Re: 2.4.12-ac4 10Mbit NE2k interrupt load kills p166

Samium Gromoff (_deepfire@mail.ru)
Sun, 9 Dec 2001 00:58:03 +0300 (MSK)


" Martin Josefsson wrote:"
>
> > > > Hello folks...
> > > >
> > > > Host A: p166, ISA NE2K, linux-2.4.12-ac4
> > > > Host B: p2-400, rtl-8129, WinXP (heh, not my box though ;)
> > > >
> > > > Load: smbmount connection from host A to the host B, and getting
> > > > large files.
> > >
> > > Solution: replace NE2K with a decent network card.
> >
> > The ne2k driver goes to great pains to keep interrupts enabled it isnt the
> > culprit as far as I can tell
>
> I had an AMD K6 200 with an ISA NE2K card whan I started using Linux...
> I started using kernel 2.0 and that card worked very nice.
> I could even play quake while sending out data at 10Mbit/s, I didn't even
> notice that the transfer had started.
>
> Then I upgraded to kernel 2.2 and I was no longer able to play quake while
> tranmitting at 10Mbit/s with the exact same hardware.
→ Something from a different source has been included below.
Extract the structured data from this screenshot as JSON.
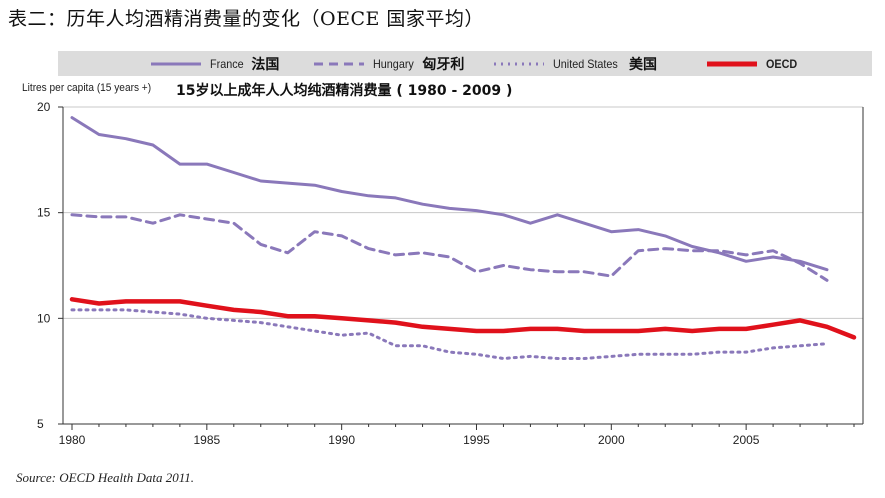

Sometimes I could
> hardly even play mp3's :(
>
> Then a friend of mine that also upgraded to kernel 2.2 began complaining
> that his machine also became extremely slow and unresponsive while
> transitting at 10Mbit/s, in fact that machine was even slower than mine
> during the transfers and his cpu was a bit faster than mine (also AMD).
>
> Then I upgraded that machine to pIII 700 and even that machine slows to a
> crawl while transmitting with that bloody ISA NE2K. It's the same thing in
> kernel 2.4 too. These days I simply don't use that card anymore...
>
> So something seems to have taken a wrong turn between 2.0 and 2.2
> I don't think this is a problem intruduced in 2.4.
The question is whether anybody is interesting in investigation of
such broken behaviour.
i`ve made a further research and discovered the fact that
ping -l 99999999 - does not corrupt the sound
ping -l 99999999 -s 256 - does not corrupt the sound
ping -l 99999999 -s 512 - significantly corrupts the sound
ping -l 99999999 -s 16384 - heavily corrupts the sound with stalls

as a reminder -l xxxx option forces ping to spit out data as fast as possible
making it a great bandwidth loader...

Initial look at the result makes me think that at certain level the
interrupt handler just takes too long time and preempts the sound driver
or whatever.
My thinking is that if 2.0 was better than 2.4 in this case, we definitely
need to find out why was it so and use its strong side.